A psicóloga Roberta ressalta como o apoio social e familiar pode influenciar na forma em que os pacientes lidam com o diagnóstico de vitiligo e os conflitos da autoestima. “Esse apoio pode ajudar a pessoa a se sentir mais valorizada e amada, independente da sua aparência e isso vai ajudando ela a construir uma autoimagem mais positiva, muitas vezes desassociado apenas desse aspecto físico. Outros pontos das suas características são valorizados: aspectos de personalidade, talentos, hobbies, habilidades. A pessoa começa a entender e ter provas de que é possível ser visto de outra forma para além do julgamento. [...] A pessoa ter relações em que ela se sinta segura, que ela possa ser ela mesma, que ela é amada pelo que ela é. Ter essas relações reduz muito o nível de estresse. Sentimento de solidão, de isolamento, e isso vai influenciar, também, na percepção que a pessoa tem de si mesma. Então, o ciclo social que promove a aceitação da diversidade corporal, influencia a forma como a pessoa percebe a própria aparência”.

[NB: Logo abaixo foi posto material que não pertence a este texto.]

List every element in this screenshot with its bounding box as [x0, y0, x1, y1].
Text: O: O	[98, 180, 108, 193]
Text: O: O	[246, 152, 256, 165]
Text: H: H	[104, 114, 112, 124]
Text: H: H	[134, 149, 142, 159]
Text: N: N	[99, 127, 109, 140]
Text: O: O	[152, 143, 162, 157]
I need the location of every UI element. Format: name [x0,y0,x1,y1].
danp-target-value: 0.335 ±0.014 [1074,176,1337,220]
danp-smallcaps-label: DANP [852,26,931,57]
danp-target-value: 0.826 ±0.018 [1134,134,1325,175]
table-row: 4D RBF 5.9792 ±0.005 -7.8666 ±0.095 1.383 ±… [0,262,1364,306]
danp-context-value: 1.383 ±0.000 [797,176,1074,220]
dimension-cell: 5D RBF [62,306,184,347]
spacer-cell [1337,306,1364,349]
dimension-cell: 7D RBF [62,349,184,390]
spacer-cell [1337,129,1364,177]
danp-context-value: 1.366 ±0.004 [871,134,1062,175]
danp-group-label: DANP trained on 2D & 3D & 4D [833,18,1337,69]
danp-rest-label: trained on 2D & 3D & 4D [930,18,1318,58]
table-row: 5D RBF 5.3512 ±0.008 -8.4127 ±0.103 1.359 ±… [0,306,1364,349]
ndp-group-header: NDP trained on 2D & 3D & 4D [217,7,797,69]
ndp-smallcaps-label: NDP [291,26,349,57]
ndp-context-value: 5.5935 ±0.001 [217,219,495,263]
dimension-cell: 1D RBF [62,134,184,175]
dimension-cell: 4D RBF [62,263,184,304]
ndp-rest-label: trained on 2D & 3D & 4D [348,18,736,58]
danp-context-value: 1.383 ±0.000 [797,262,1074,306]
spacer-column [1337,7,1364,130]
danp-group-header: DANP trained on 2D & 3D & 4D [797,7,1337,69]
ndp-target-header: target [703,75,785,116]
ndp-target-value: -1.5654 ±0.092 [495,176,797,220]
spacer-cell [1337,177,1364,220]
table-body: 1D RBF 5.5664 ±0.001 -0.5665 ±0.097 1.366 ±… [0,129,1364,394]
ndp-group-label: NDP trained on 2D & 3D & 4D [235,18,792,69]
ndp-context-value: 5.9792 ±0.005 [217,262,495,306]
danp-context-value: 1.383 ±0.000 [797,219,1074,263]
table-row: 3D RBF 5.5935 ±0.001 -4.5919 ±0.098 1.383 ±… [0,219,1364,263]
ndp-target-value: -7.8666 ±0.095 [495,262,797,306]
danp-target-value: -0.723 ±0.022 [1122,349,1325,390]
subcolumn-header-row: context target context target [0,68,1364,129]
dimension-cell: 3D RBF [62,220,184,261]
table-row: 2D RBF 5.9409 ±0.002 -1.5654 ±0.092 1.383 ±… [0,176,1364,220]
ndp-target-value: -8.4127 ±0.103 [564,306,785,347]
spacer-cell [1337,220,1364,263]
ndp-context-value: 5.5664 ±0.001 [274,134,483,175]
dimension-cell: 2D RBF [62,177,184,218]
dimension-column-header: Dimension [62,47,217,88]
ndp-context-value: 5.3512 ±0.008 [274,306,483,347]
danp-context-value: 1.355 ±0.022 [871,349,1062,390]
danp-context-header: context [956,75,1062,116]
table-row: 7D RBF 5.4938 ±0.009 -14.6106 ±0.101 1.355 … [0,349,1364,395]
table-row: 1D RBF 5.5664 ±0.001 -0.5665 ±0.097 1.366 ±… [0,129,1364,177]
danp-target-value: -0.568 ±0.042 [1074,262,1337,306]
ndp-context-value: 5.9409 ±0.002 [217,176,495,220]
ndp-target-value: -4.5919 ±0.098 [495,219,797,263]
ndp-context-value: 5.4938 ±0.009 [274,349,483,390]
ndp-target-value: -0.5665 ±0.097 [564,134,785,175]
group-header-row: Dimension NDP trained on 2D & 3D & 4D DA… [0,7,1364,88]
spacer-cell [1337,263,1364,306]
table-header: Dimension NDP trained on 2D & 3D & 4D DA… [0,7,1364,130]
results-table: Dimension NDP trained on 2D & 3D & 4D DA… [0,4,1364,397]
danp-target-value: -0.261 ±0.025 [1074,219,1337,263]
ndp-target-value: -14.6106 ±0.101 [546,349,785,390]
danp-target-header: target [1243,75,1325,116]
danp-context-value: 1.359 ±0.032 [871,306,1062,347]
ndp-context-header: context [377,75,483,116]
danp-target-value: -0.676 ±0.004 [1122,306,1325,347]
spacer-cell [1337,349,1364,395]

Os avanços na medicina para o tratamento do vitiligo

Por muito tempo não se havia estudos abordando o tratamento do vitiligo, no entanto, no último ano, o primeiro medicamento em bula com foco em vitiligo foi aprovado pela Agência Americana de Medicamentos (FDA – sigla no inglês), chamado Ruxolitinib. O novo medicamento em creme foi liberado nos EUA e na Europa, custando em torno de 2 mil dólares e ainda sem previsão para chegar ao Brasil.

Apesar da novidade, a médica Patrícia explica que há diversos medicamentos mais acessíveis, eficazes e comprovados cientificamente para o tratamento do vitiligo, mas que não constam na bula. Devido a isso, há muitas expectativas para o novo Ruxolitinib, por ser algo inédito na área do vitiligo. “[...] A meu ver, a eficácia não é mais significativa do que medicamentos mais simples, mais baratos e que nós já usamos há bastante tempo, com bastante segurança. Então há pesquisas em andamento em relação ao vitiligo, nunca teve tanta pesquisa sendo realizada nessa área, e a principal novidade é desse medicamento que tem uma eficácia já comprovada”.